Did you know there are godly rules for communication in marriage? Not to make it sound strict like that one 3rd grade teacher we all had. But in all seriousness, God really has everything figured out for us and it has been conveniently put in Scripture. If you haven’t already adopted the Bible as your Life Book and Source for every aspect of life, we highly suggest that you start now… especially when it comes to communication in marriage.
The Importance of Communication in Marriage
Being a human being period, we’re sure you understand how communication works. There are many ways to do it but sadly, as time goes on, it seems to be one of the most misused attributes. Take one glance back in time and you’ll see that communication used to rely on a person’s ability to sit down (or stand) with another person and speak face to face. There was a dialogue with distraction. Each moment of communication caring meaning.
When it comes to communicating with your spouse, these characteristics are the very glue that will help hold your marriage together. They will help you stay on the same page and be a source of inspiration and motivation versus destruction. Below is a list of biblical “rules” that you and your spouse should follow when communicating in your marriage.
Godly Rules for Communication in Marriage
Being intentional about good communication in your marriage will unlock blessings that flow beyond the relationship with your spouse. It will be mirrored by your children and felt by those within your circle of influence. Write down these godly rules for communication and make every effort to walk them out in your marriage.
Be quick to listen, slow to speak, and slow to anger.
“My dear brothers and sisters, take note of this: Everyone should be quick to listen, slow to speak and slow to become angry” (James 1:19).
Easier said than done, right? The truth of the matter is it’s is 100% doable. Oftentimes this can be accomplished by attentively tuning in when your spouse is speaking. Try to turn off your response thoughts and genuinely listen to what they are saying. Get in the habit of repeating what they said by saying, “So what I hear you saying is _______.” Then, give yourself time to process and think of what to say next.
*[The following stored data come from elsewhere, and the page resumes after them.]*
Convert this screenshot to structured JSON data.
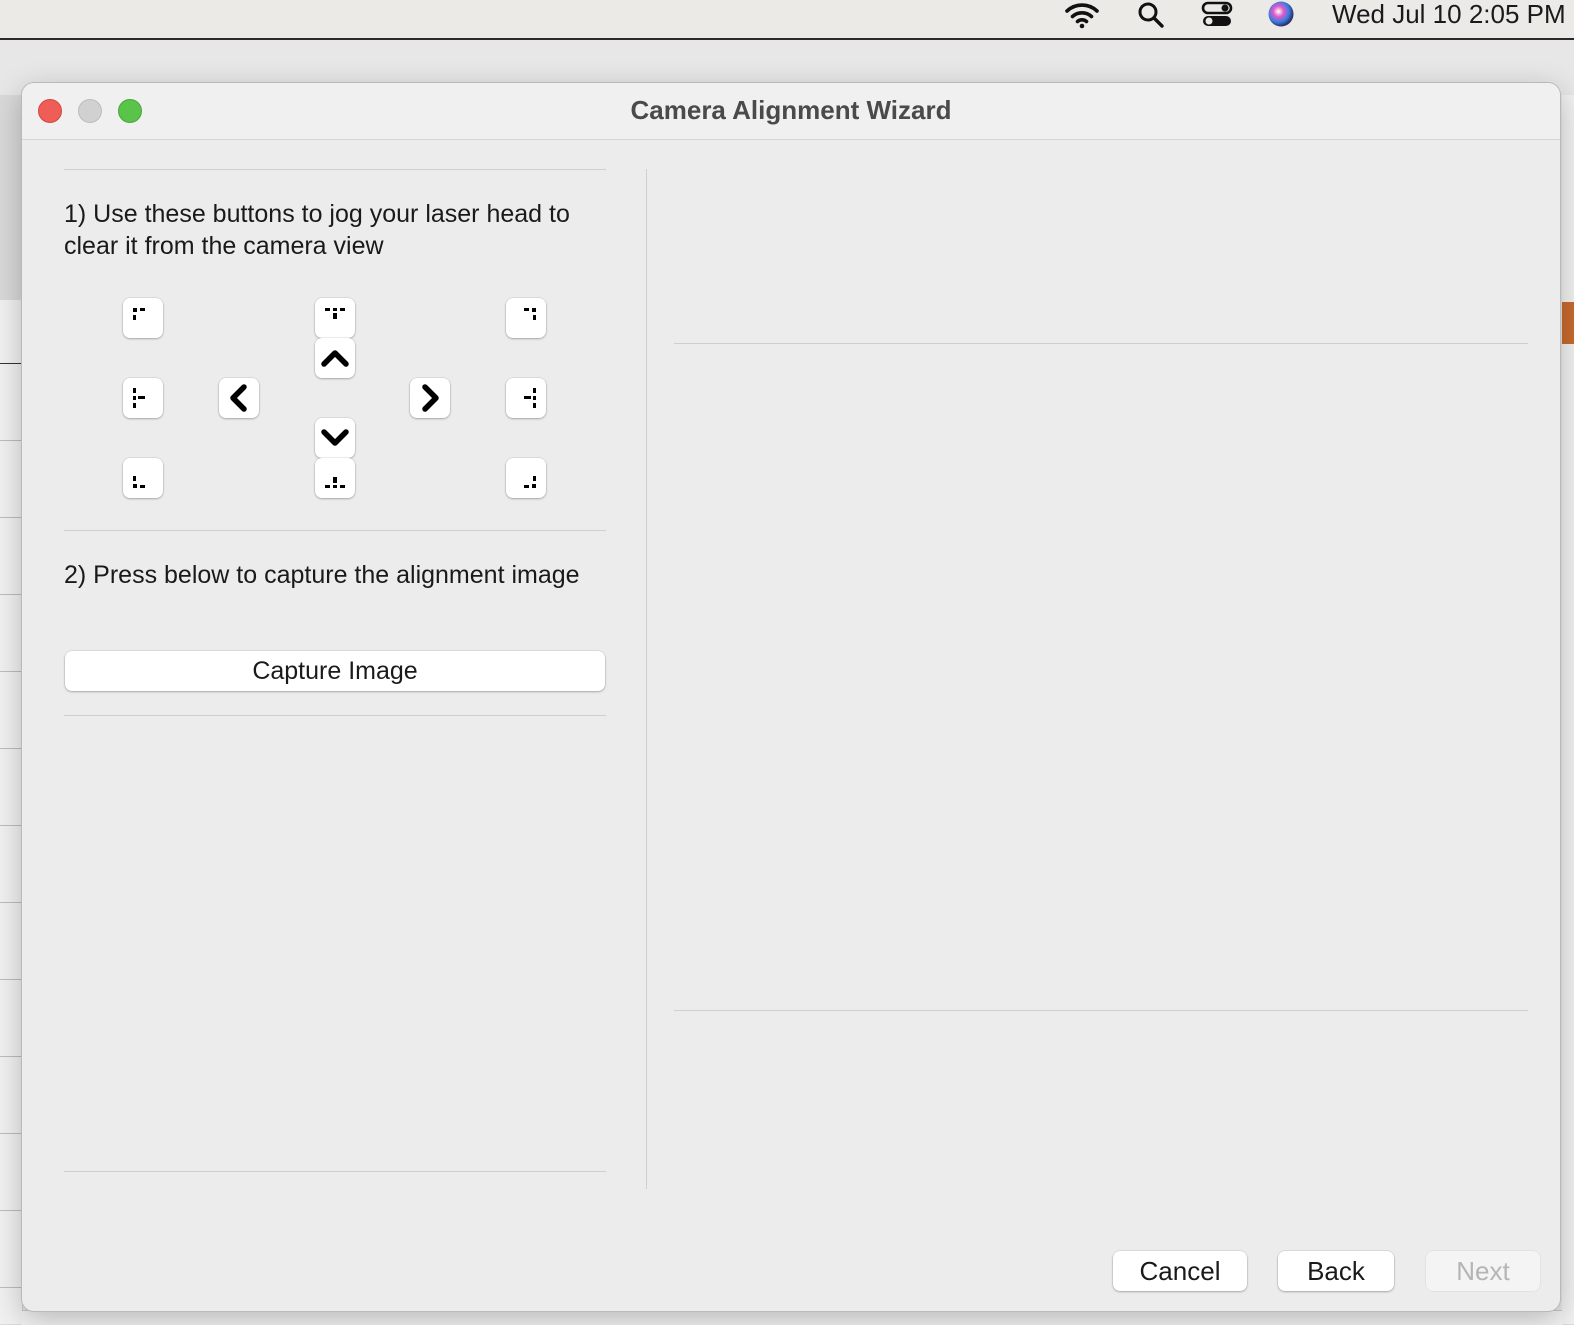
{
  "menubar": {
    "clock": "Wed Jul 10  2:05 PM",
    "icons": [
      "wifi-icon",
      "search-icon",
      "control-center-icon",
      "siri-icon"
    ]
  },
  "window": {
    "title": "Camera Alignment Wizard"
  },
  "step1": {
    "text": "1) Use these buttons to jog your laser head to clear it from the camera view",
    "jog_buttons": [
      "jog-top-left",
      "jog-top-center",
      "jog-top-right",
      "jog-up",
      "jog-left",
      "jog-right",
      "jog-down",
      "jog-middle-left",
      "jog-middle-right",
      "jog-bottom-left",
      "jog-bottom-center",
      "jog-bottom-right"
    ]
  },
  "step2": {
    "text": "2) Press below to capture the alignment image",
    "capture_label": "Capture Image"
  },
  "footer": {
    "cancel_label": "Cancel",
    "back_label": "Back",
    "next_label": "Next",
    "next_enabled": false
  }
}
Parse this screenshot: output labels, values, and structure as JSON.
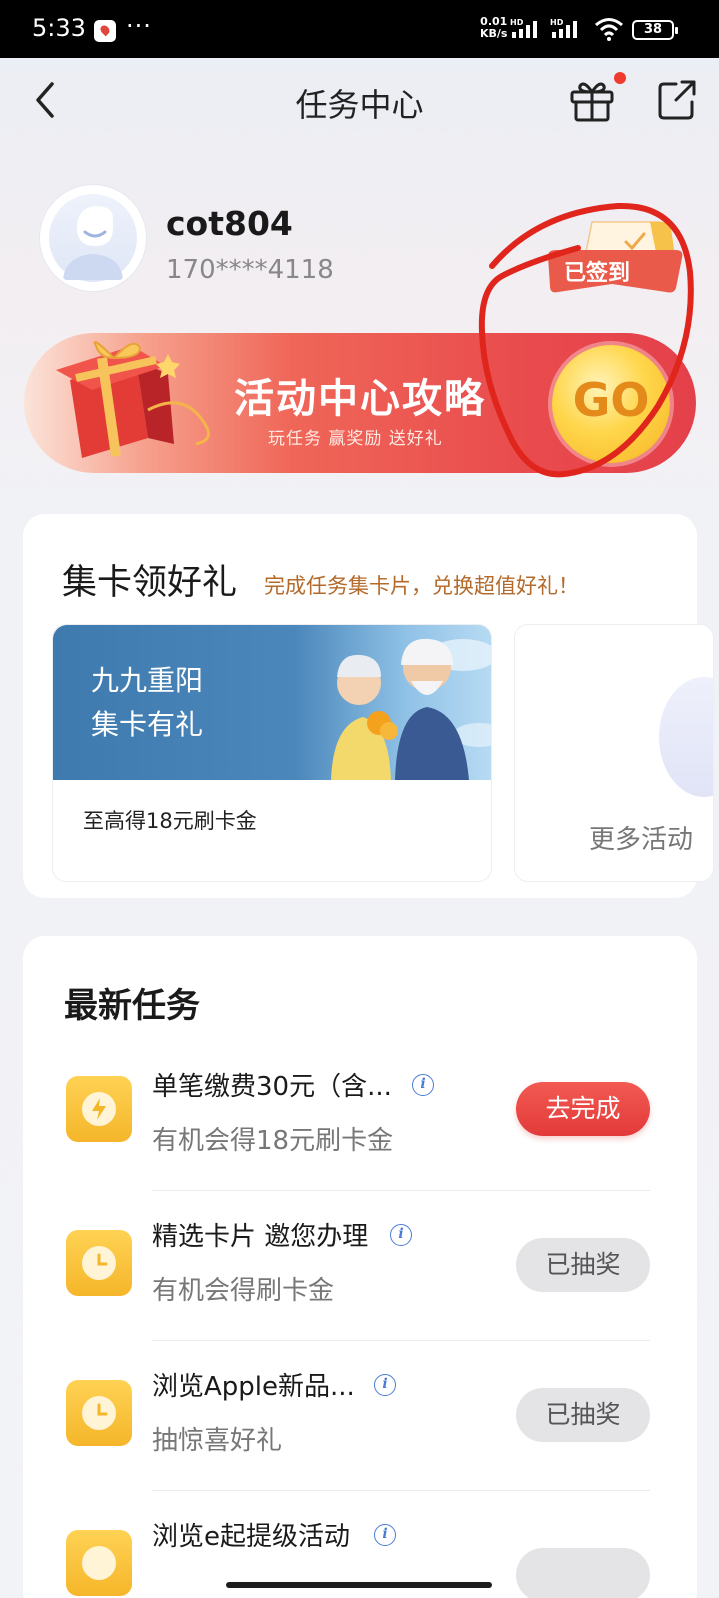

If you feel yourself getting angry, don’t hesitate to verbalize this to your spouse by saying something similar to, “I feel myself getting angry. Can we take a break from this conversation and come back to it once I’ve calmed down?”
This little bit of extra communication can prevent conversations from becoming too heated, meaningless, or even hurtful. Also, pay attention to your body cues so you can be more mindful if/when this arises in the future.
Be intentional about speaking kind and uplifting words.
“Gracious words are a honeycomb, sweet to the soul and healing to the bones” (Proverbs 16:24).
“The soothing tongue is a tree of life, but a perverse tongue crushes the spirit” (Proverbs 15:4).
Although there are many more verses that raise awareness about the kind of words we speak, these two stand out the most. They speak about the very essence of our words and how they can be sweet to the soul, healing to the bones, and be like the tree of life. Keeping in line with life and death flowing from the tongue, communication with your spouse should be profitable. It should make a positive impact and be the planter of good seeds that will spring forth good fruit.
Verbalize forgiveness toward your spouse.
“Be kind and compassionate to one another, forgiving each other, just as in Christ God forgave you” (Ephesians 4:32).
Verbalizing forgiveness toward your spouse is a form of communication that comes with powerful healing and blessings. Oftentimes, when a couple is going through the hurt or pain caused by the other, the number one thing that could catapult healing is hearing, “I forgive you.” Sure, the person who has been hurt needs to hear sorry, but the person who was humbled enough to say sorry also deserves to hear that they’re forgiven.
Practice the “golden rule” in your communication.
“So whatever you wish that others would do to you, do also to them, for this is the Law and the Prophets” (Matthew 7:12).
The “golden rule” is typically reserved for actions in what is done to another person, but this can certainly be for communication in marriage as well. Think about how you speak to your spouse. Is it loving, gentle, and clear? If not, think about how you feel if/when your husband or wife speaks to you in that manner. You most likely feel demeaned, taken advantage of, and mistreated. Before communicating with your spouse, make sure you’re speaking in a way that you would want to be spoken to.
The godly rules for communication in marriage spoken about above are crucial building blocks for having a happy and healthy marriage. If you truly struggle in this area, confess it to God and your spouse. As for grace, mercy, and patience as you actively work (and pray) toward making any necessary changes. If you don’t communicate issues with your spouse, it will be much harder to have their support and help to get through it. Take it one day and one conversation at a time. We’re rooting for you!